Terhadap gerakan-gerakan subversif ini, para kiai tidak tinggal diam begitu saja. Mereka tidak mau
bangsa dan negara yang telah dibangun atas dasar konsensus (kesepakatan) kebangsaan menjadi hancur
hanya karena kepentingan kelompok tertentu yang a historis. Aksi gerombolan DI/TII bukannya
menguntungkan umat Islam tetapi malah menimbulkan malah petaka bagi Muslim itu sendiri. Tidak
sedikit umat Islam yang menjadi korban kekejaman DI/TII. Gerakan DI/TII yang sudah melampui batas
kemanusiaan dan konsensus bersama negara berdasarkan Pancasila membutuhkan pemikiran, bantuan,
dan partisipasi aktif dari para kiai. Dalam memoarnya (2008), KH Idham Chalid yang saat itu menjabat
sebagai Wakil Perdana Menteri II dan Kepala Badan Keamanan membentuk badan yang diberi nama
Kiai-kiai Pembantu Keamanan (KPK).kiiai di dalam badan disebut KPK ini utamanya untuk merespon
anggapan DI/TII yang menganggap bahwa negara ini adalah Republik Indonesia Kafir (RIK). Namun,
sejumlah laskar yang memang lahir dari rahim NU seperti Hizbullah dan Sabilillah turut membantu
mengantisipasi pemberontakan DI/TII maupun yang dilakukan oleh PKI kala itu. KPK terdiri dari sejumlah
kiai dari beberapa provinsi yang di daerahnya ada gerombolan DI/TII. KH Idham Chalid menunjuk KH
Muslich sebagai Ketua KPK. Umumnya, setiap provinsi hanya menunjuk satu orang kiai dalam
mengkoordinir gerakan KPK. Kecuali provinsi yang sudah pada kondisi gawat seperti Jawa Barat. Di tanah
Priangan ini, diangkat dua orang kiai.

Anggota KPK di Jawa Barat adalah KH Dimyati (Ciparai) dan Moh. Marsid. Untuk Jawa Tengah dipimpin
oleh KH Malik, kiai terkemuka asal Demak. Di Jawa Timur ada KH Raden As’ad Syamsul Arifin Situbondo.
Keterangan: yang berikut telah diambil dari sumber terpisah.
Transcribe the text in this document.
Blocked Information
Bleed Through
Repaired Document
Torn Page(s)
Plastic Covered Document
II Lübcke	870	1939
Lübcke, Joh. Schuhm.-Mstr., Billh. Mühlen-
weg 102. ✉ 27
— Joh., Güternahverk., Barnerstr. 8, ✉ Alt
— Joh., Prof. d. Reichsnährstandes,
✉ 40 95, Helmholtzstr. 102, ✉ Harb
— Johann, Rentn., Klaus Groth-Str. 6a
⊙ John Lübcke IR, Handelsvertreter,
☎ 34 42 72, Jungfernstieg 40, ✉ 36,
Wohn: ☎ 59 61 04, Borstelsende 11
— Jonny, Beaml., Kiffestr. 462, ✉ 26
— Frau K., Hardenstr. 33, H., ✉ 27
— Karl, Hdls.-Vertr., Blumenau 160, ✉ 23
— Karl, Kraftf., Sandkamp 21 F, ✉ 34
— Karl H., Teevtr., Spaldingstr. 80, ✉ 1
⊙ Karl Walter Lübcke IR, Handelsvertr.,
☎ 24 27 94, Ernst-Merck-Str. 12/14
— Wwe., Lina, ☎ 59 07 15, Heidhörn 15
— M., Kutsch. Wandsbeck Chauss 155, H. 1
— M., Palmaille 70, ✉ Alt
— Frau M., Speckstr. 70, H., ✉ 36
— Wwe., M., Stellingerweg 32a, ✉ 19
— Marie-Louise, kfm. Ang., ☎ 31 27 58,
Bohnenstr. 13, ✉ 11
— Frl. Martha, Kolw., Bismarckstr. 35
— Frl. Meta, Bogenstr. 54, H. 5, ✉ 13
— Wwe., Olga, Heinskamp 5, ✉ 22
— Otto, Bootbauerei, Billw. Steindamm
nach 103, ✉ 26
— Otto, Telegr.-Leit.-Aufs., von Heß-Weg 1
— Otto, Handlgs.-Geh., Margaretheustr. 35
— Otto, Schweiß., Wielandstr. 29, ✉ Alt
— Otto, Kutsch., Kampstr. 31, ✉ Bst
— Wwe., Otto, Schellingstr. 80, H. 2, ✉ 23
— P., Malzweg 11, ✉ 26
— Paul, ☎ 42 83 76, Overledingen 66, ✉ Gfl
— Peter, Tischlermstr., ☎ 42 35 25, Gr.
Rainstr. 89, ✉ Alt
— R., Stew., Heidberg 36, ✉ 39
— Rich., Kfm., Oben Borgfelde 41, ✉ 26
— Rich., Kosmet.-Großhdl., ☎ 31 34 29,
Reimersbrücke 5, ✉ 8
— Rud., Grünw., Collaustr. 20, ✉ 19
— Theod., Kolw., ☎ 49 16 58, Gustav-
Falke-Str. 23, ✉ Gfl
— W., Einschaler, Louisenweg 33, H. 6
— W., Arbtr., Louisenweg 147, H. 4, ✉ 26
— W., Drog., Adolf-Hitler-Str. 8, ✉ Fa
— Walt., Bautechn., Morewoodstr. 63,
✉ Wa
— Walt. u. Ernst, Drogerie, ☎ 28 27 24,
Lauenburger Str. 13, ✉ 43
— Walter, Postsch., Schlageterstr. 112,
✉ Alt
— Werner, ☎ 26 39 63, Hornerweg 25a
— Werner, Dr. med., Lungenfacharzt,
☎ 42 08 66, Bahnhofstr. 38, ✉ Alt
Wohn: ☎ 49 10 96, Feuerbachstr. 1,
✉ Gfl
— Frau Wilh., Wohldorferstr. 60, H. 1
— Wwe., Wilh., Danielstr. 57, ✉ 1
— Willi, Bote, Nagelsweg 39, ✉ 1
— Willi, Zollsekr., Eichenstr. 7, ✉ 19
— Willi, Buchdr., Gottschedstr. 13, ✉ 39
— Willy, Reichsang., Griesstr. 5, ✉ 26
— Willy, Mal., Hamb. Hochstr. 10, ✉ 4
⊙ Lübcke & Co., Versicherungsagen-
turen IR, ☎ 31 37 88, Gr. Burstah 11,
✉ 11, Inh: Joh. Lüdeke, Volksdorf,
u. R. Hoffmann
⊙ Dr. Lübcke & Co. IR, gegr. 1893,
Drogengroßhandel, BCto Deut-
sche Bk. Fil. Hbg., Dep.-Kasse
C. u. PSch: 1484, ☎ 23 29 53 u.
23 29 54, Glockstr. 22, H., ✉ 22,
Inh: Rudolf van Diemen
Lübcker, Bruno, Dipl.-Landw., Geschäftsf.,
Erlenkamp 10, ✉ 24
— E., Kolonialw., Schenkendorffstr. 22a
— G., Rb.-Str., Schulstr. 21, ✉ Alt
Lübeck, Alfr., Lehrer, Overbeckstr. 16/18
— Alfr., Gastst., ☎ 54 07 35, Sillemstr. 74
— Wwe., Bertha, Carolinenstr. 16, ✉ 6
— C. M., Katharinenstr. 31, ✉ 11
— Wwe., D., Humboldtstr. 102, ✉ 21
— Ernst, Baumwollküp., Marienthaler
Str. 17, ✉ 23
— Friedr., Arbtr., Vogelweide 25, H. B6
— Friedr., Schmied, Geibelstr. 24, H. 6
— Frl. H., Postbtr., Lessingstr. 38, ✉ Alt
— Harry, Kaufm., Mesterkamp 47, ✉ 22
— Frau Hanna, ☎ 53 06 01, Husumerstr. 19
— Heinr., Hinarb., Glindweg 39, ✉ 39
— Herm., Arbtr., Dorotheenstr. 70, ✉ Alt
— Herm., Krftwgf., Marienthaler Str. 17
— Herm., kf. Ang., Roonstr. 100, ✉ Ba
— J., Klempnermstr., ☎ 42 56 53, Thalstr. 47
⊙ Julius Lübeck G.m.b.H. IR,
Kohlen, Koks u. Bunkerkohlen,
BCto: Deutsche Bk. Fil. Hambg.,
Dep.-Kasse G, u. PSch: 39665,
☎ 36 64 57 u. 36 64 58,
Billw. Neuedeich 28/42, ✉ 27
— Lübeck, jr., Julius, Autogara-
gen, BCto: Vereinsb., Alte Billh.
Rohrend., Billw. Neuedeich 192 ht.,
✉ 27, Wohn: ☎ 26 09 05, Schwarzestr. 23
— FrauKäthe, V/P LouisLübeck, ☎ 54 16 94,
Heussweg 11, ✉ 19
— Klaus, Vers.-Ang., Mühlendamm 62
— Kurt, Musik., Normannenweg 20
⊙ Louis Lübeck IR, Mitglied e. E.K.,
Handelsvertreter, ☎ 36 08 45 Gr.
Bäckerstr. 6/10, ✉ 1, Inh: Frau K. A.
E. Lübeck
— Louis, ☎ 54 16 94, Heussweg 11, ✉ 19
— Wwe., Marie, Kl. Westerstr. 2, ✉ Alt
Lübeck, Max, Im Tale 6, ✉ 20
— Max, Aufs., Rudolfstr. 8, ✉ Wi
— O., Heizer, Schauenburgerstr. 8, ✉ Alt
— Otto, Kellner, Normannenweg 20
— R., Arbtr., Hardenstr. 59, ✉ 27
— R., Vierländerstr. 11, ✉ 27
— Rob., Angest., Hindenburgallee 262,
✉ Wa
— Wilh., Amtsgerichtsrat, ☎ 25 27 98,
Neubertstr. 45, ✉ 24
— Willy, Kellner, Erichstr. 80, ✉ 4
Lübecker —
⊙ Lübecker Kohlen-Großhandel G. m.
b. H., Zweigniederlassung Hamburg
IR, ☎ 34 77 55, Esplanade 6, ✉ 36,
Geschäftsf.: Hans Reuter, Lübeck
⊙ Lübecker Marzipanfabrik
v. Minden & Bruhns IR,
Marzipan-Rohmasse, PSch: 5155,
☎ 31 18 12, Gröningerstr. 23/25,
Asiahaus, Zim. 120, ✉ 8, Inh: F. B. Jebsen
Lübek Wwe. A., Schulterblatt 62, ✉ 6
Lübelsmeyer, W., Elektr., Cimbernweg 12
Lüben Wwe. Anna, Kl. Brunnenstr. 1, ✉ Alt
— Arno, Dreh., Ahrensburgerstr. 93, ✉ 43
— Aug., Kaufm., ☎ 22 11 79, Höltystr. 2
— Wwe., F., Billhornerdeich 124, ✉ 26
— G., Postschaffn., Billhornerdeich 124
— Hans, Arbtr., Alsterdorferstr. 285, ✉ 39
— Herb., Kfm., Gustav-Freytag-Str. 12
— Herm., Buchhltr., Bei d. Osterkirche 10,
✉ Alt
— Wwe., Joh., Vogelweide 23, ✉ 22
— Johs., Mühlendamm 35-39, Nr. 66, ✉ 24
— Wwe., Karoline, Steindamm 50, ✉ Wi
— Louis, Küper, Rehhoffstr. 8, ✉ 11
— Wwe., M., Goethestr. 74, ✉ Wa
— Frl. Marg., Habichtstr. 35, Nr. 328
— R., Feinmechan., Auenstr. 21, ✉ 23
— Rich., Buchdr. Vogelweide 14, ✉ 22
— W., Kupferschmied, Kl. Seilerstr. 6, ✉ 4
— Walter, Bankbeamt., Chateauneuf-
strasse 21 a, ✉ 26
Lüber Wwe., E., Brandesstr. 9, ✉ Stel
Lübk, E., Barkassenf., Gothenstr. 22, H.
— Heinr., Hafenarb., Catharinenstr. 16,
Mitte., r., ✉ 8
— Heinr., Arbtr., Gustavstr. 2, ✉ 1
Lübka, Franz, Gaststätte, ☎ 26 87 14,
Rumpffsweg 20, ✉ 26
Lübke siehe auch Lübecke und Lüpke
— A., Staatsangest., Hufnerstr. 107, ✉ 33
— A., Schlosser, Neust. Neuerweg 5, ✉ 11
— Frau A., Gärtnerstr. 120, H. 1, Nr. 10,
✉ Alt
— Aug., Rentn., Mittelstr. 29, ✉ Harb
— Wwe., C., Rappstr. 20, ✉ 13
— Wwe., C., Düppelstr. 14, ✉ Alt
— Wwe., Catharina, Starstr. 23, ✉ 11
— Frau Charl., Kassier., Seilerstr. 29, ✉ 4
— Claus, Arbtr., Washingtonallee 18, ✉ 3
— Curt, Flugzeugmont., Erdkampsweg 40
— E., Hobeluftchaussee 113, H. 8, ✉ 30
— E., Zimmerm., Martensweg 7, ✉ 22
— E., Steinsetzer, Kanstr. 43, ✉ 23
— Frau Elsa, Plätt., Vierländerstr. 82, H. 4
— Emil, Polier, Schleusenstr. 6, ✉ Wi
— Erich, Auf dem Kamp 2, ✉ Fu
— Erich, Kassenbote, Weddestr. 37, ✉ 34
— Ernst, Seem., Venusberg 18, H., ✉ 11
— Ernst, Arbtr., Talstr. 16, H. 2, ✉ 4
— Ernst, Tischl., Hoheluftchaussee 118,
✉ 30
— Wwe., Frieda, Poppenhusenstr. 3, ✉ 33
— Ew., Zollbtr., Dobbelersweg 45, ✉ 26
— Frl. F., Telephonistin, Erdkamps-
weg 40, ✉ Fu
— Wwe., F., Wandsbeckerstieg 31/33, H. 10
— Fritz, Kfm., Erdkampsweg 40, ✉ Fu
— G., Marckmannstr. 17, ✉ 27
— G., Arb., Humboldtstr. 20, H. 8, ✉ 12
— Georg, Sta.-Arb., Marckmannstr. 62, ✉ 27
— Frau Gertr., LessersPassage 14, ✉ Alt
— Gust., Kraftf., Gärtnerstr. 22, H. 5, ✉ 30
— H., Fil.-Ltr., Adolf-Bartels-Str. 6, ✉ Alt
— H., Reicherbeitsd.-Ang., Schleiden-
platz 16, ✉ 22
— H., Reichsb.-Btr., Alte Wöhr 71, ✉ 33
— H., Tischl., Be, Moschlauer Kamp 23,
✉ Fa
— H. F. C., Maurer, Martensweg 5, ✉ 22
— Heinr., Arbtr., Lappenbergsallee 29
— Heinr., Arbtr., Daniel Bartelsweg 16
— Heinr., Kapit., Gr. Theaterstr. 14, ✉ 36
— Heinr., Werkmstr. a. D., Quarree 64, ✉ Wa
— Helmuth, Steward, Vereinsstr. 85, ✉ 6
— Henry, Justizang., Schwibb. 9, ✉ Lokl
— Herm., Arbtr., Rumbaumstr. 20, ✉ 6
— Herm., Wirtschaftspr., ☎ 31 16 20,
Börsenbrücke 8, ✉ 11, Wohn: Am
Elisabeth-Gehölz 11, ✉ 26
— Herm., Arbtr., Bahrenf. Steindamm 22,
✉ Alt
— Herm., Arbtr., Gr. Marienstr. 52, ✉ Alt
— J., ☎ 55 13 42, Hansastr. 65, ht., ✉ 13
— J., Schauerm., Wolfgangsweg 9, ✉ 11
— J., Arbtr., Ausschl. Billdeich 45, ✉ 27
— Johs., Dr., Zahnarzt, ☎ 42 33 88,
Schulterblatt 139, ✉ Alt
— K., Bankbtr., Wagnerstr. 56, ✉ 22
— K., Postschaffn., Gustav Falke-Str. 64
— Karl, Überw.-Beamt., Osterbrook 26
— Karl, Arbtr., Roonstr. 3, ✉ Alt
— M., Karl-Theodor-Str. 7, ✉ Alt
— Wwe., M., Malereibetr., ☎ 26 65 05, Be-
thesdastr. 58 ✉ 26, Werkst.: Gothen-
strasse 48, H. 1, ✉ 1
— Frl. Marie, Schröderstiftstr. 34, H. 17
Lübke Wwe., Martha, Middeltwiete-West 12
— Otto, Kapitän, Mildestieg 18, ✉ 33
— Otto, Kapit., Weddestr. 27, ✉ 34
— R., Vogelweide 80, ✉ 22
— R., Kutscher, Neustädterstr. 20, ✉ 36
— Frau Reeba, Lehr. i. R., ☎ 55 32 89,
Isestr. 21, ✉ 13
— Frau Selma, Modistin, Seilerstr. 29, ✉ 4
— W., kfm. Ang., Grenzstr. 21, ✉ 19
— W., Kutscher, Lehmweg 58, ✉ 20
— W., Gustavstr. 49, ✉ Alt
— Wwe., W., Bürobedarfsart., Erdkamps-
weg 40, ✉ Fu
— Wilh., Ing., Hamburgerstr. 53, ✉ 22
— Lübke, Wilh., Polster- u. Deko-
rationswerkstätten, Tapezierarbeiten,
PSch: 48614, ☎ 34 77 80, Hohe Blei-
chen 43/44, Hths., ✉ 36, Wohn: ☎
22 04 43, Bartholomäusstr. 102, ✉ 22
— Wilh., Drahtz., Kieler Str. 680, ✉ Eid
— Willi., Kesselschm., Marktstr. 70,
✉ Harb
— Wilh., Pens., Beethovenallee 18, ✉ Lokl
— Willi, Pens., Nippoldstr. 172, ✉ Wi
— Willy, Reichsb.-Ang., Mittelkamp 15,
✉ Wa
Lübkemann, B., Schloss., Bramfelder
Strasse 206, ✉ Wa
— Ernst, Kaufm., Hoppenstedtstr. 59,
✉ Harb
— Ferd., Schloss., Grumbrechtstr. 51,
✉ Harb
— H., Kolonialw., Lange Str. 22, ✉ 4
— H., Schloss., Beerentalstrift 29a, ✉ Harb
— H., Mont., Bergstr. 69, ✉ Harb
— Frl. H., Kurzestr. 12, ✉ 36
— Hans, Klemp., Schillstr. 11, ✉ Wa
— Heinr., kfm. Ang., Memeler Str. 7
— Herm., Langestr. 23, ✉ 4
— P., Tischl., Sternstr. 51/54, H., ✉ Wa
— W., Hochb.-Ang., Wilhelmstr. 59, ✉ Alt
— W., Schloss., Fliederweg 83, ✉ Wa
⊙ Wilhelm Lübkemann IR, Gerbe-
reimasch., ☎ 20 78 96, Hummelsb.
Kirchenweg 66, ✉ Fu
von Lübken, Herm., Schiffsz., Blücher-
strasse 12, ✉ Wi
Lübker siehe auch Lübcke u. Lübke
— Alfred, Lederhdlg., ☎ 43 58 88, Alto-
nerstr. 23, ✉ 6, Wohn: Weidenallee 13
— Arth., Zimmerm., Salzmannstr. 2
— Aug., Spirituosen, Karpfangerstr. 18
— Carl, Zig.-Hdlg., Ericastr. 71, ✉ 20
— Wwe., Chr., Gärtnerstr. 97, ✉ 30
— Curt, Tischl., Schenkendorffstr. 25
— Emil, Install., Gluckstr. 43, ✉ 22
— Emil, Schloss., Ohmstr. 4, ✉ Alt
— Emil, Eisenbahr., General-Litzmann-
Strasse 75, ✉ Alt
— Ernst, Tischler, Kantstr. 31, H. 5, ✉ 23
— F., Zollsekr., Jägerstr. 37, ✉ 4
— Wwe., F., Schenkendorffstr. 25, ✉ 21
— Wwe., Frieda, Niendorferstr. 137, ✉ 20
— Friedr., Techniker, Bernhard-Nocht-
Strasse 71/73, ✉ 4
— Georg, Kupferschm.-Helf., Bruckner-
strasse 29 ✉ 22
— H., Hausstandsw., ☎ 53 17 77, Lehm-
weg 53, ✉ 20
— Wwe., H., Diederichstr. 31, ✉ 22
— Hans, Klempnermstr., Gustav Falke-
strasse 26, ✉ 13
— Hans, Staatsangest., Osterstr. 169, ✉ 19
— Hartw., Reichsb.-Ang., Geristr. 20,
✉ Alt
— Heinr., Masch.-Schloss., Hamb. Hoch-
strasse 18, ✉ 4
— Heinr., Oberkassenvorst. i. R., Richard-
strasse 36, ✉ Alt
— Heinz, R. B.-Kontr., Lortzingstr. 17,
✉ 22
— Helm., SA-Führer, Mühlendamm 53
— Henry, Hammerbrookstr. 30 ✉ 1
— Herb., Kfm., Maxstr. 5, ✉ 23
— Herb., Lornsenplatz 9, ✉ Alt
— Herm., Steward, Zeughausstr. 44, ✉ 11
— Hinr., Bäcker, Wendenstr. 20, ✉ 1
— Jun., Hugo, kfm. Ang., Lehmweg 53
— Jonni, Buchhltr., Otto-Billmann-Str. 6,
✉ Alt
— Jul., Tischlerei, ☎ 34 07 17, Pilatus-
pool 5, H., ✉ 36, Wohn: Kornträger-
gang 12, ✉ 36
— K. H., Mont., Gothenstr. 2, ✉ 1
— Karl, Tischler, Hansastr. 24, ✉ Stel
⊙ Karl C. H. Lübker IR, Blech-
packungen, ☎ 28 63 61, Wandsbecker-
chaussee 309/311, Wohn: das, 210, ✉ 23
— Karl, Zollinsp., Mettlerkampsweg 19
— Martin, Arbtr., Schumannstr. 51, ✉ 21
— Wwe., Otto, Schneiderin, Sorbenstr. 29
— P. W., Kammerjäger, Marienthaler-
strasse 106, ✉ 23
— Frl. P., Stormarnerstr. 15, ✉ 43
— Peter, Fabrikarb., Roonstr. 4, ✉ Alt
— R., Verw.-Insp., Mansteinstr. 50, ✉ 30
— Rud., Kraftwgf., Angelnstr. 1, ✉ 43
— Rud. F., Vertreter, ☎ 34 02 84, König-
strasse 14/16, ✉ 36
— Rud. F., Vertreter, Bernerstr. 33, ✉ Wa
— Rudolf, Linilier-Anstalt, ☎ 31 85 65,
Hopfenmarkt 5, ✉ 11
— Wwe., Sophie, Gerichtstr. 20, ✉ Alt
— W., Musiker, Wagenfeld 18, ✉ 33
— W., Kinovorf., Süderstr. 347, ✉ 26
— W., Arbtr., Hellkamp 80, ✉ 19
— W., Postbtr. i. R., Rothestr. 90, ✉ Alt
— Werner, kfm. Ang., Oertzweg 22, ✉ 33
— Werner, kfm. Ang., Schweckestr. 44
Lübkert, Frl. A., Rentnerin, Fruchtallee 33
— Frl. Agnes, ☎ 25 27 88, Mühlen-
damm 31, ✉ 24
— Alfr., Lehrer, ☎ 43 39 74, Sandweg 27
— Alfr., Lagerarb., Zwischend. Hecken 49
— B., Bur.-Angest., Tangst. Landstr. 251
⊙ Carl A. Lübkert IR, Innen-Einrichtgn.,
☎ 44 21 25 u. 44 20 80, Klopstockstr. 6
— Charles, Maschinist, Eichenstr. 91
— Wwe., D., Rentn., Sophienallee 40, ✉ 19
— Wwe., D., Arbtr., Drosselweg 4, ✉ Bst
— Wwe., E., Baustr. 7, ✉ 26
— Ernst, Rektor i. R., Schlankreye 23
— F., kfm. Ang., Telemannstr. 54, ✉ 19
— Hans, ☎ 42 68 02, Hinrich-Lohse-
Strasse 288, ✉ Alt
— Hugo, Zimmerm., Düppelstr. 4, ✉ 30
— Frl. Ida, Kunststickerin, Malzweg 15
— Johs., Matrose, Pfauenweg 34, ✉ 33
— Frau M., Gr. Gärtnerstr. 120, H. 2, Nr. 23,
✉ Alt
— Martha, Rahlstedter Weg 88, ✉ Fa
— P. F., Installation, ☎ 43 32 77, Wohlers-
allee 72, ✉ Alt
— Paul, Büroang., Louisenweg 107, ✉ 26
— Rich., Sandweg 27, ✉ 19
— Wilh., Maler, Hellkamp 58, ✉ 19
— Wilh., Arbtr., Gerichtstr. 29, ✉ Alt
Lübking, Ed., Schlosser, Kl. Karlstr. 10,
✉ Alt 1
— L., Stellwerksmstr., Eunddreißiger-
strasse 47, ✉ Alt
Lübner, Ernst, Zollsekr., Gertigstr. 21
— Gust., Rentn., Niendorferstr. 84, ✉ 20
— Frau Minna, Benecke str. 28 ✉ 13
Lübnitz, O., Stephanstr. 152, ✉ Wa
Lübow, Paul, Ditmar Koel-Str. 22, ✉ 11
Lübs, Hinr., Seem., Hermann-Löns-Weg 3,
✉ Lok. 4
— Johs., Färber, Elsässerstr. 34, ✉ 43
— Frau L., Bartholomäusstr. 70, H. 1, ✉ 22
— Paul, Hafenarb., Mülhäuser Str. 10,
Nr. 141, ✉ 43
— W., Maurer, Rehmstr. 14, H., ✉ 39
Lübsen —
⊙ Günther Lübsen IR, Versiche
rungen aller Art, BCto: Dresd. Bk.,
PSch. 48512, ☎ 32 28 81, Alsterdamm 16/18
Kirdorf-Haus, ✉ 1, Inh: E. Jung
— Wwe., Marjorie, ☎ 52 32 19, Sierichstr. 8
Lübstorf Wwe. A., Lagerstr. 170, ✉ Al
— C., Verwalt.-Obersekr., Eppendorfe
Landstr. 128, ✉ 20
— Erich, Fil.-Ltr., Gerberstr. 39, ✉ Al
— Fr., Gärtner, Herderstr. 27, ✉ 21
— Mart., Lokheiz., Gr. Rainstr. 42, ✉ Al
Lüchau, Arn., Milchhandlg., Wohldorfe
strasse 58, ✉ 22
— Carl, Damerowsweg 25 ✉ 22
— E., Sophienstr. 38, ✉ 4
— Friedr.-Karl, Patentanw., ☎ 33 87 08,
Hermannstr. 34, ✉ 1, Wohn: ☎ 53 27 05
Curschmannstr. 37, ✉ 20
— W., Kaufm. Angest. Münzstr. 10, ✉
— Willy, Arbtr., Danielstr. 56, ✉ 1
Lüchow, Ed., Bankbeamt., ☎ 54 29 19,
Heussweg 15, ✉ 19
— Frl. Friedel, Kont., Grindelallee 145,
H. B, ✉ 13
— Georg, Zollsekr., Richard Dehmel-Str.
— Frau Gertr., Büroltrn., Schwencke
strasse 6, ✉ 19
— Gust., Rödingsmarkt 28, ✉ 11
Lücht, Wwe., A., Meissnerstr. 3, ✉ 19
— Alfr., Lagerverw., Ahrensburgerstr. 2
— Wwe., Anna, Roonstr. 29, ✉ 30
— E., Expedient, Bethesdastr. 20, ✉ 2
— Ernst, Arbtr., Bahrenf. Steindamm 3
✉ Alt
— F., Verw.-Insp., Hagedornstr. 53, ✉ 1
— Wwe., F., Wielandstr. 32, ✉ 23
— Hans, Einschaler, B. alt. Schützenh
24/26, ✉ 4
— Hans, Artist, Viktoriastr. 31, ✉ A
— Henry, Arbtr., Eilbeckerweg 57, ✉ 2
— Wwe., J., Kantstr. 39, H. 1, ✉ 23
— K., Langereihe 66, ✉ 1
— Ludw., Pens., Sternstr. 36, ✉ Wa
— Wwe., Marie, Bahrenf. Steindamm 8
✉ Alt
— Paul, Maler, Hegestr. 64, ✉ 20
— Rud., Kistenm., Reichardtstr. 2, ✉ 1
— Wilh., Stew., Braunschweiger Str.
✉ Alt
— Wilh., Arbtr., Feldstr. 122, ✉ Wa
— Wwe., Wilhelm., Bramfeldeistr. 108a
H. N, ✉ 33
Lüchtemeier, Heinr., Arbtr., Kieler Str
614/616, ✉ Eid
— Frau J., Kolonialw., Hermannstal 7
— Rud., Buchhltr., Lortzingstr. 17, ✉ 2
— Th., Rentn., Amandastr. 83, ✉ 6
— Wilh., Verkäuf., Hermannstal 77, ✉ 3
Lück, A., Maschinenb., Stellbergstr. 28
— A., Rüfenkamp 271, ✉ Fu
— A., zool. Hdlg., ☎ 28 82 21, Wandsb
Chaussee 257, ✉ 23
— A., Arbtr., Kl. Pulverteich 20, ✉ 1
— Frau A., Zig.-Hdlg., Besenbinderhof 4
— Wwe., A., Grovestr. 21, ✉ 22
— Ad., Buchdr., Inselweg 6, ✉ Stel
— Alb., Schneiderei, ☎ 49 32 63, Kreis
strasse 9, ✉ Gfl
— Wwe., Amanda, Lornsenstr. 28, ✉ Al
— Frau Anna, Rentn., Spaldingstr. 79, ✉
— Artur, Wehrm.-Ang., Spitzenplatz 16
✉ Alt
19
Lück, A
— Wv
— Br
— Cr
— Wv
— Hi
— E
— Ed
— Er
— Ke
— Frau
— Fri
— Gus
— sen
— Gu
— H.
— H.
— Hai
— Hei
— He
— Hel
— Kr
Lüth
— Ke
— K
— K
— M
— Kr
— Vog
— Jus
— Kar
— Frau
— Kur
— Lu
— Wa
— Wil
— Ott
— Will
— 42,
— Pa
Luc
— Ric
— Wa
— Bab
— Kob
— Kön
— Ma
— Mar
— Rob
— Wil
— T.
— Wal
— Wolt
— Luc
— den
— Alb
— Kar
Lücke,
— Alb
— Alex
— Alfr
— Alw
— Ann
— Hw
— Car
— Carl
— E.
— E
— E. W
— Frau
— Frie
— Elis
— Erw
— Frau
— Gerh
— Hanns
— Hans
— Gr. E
Adapun di Kalimantan KPK dimotori oleh KH Ahmad Sanusi, Lampung digerakkan oleh KH Zahri,
Sumatera Selatan dipimpin oleh ulama terkemuka di Sumsel dan Rais Syuriyah NU Bengkulu KH Jusuf
Umar, Sumatera Tengah KH Kahar Ma’ruf, Sumatera Utara dan Aceh Tengku Mohammad Ali Panglima
Pulen (pernah menjadi Ketua PWNU Aceh dan Anggota MPRS, dan di Sulawesi KH Abdullah Joesoef.